Seven Sunshine Tour players take to the fairways of PGA Catalunya Resort on Sunday for the Final Qualifying Stage of the European Tour, and they face six of the toughest and most mentally draining rounds of their lives.
Keith Horne, Anton Haig and Tjaart van der Walt will be attempting to regain status they once enjoyed on the tour, while Jaco Ahlers (right), Oliver Bekker, Doug McGuigan and Brandon Stone will look to get a career in Europe underway.
There is an eighth South African in the field, but Andrew McLardy is not a member of the Sunshine Tour, and, when he attempts to qualify for the South African Open Championship later this month, it will be his first appearance on ‘home’ soil for some time.
Van der Walt, Horne, Bekker and McGuigan got in to Final Qualifying Stage through their finishes on last year’s Sunshine Tour Order of Merit.
Ahlers and Stone booked their places in the final stage by virtue of their performances in last week’s Second Stage – also in Spain.

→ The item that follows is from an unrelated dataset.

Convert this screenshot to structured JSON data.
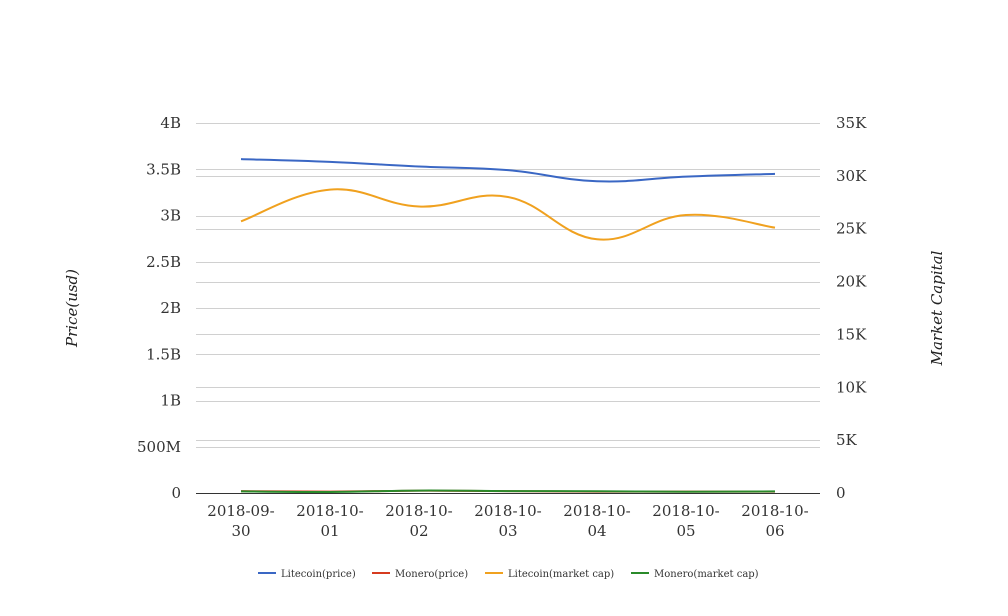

They got through four rounds in those events, while Merrick Bremner, Haydn Porteous, Darryn Lloyd and Louis de Jager were not so fortunate.

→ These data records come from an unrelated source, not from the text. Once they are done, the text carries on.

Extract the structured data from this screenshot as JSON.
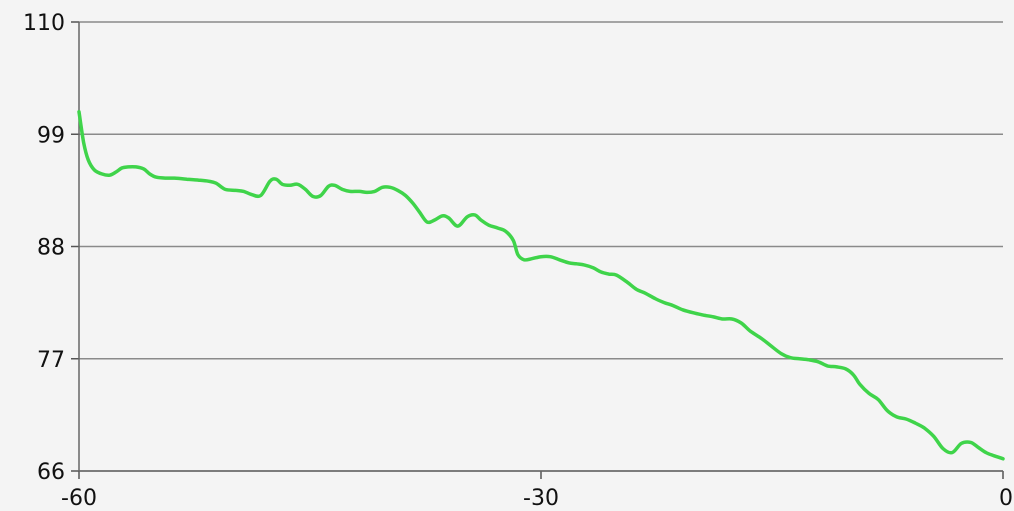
{
  "chart_data": {
    "type": "line",
    "title": "",
    "xlabel": "",
    "ylabel": "",
    "xlim": [
      -60,
      0
    ],
    "ylim": [
      66,
      110
    ],
    "x_ticks": [
      "-60",
      "-30",
      "0"
    ],
    "y_ticks": [
      "66",
      "77",
      "88",
      "99",
      "110"
    ],
    "grid": "horizontal",
    "legend": "none",
    "series": [
      {
        "color": "#3fd44a",
        "x": [
          -60,
          -59.7,
          -59.4,
          -59,
          -58.5,
          -58,
          -57.6,
          -57.2,
          -56.8,
          -56.3,
          -55.8,
          -55.4,
          -55,
          -54.4,
          -53.8,
          -53,
          -52.2,
          -51.6,
          -51.1,
          -50.5,
          -49.8,
          -49.3,
          -48.8,
          -48.2,
          -47.6,
          -47.2,
          -46.8,
          -46.3,
          -45.8,
          -45.3,
          -44.8,
          -44.3,
          -43.8,
          -43.4,
          -42.9,
          -42.4,
          -41.8,
          -41.3,
          -40.8,
          -40.3,
          -39.8,
          -39.3,
          -38.8,
          -38.3,
          -37.9,
          -37.4,
          -36.9,
          -36.4,
          -36,
          -35.4,
          -34.8,
          -34.3,
          -33.9,
          -33.4,
          -32.8,
          -32.3,
          -31.8,
          -31.5,
          -31.1,
          -30.6,
          -30,
          -29.4,
          -28.8,
          -28.2,
          -27.7,
          -27.2,
          -26.6,
          -26.1,
          -25.6,
          -25.1,
          -24.4,
          -23.8,
          -23.2,
          -22.6,
          -22,
          -21.4,
          -20.8,
          -20.1,
          -19.5,
          -18.8,
          -18.2,
          -17.6,
          -17,
          -16.4,
          -15.7,
          -15.1,
          -14.4,
          -13.8,
          -13.2,
          -12.6,
          -12,
          -11.4,
          -10.8,
          -10.2,
          -9.7,
          -9.3,
          -8.7,
          -8.1,
          -7.5,
          -6.9,
          -6.3,
          -5.7,
          -5.1,
          -4.5,
          -3.9,
          -3.3,
          -2.7,
          -2.1,
          -1.6,
          -1.1,
          -0.6,
          -0.2,
          0
        ],
        "y": [
          101.2,
          98.2,
          96.5,
          95.5,
          95.1,
          95.0,
          95.3,
          95.7,
          95.8,
          95.8,
          95.6,
          95.1,
          94.8,
          94.7,
          94.7,
          94.6,
          94.5,
          94.4,
          94.2,
          93.6,
          93.5,
          93.4,
          93.1,
          93.0,
          94.4,
          94.6,
          94.1,
          94.0,
          94.1,
          93.6,
          92.9,
          93.0,
          93.9,
          94.0,
          93.6,
          93.4,
          93.4,
          93.3,
          93.4,
          93.8,
          93.8,
          93.5,
          93.0,
          92.2,
          91.4,
          90.4,
          90.6,
          91.0,
          90.8,
          90.0,
          90.9,
          91.1,
          90.6,
          90.1,
          89.8,
          89.5,
          88.6,
          87.2,
          86.7,
          86.8,
          87.0,
          87.0,
          86.7,
          86.4,
          86.3,
          86.2,
          85.9,
          85.5,
          85.3,
          85.2,
          84.5,
          83.8,
          83.4,
          82.9,
          82.5,
          82.2,
          81.8,
          81.5,
          81.3,
          81.1,
          80.9,
          80.9,
          80.5,
          79.7,
          79.0,
          78.3,
          77.5,
          77.1,
          77.0,
          76.9,
          76.7,
          76.3,
          76.2,
          76.0,
          75.4,
          74.5,
          73.6,
          73.0,
          71.9,
          71.3,
          71.1,
          70.7,
          70.2,
          69.4,
          68.2,
          67.8,
          68.7,
          68.8,
          68.3,
          67.8,
          67.5,
          67.3,
          67.2
        ]
      }
    ]
  }
}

It means Ahlers and Stone will have to do what they did during Second Stage – and more – for another six rounds if they are to make it onto the lucrative European circuit.
Van der Walt, Haig and Horne have sipped from that cup for some time – Haig by virtue of his win in the Johnnie Walker Classic some years ago, and Horne and Van der Walt by dint of their own consistent play over the years after initially qualifying.
So what do they need to do?
The leading 25 players (and ties) at the Final Stage will be eligible for Category 15 membership of the European Tour for the following season and Category 5 of the Challenge Tour.
Players who make the cut but finish below 25th place will be eligible for Category 20 membership of the European Tour and Category 9 membership of the Challenge Tour for the following season.
Players who miss the cut at the Final Stage will be eligible for Category 15 membership of the Challenge Tour for the following season.
And for the top 25, that’s a great start to a year: The average minimum number of opportunities for Tour School graduates over the past 10 seasons is 18 tournaments.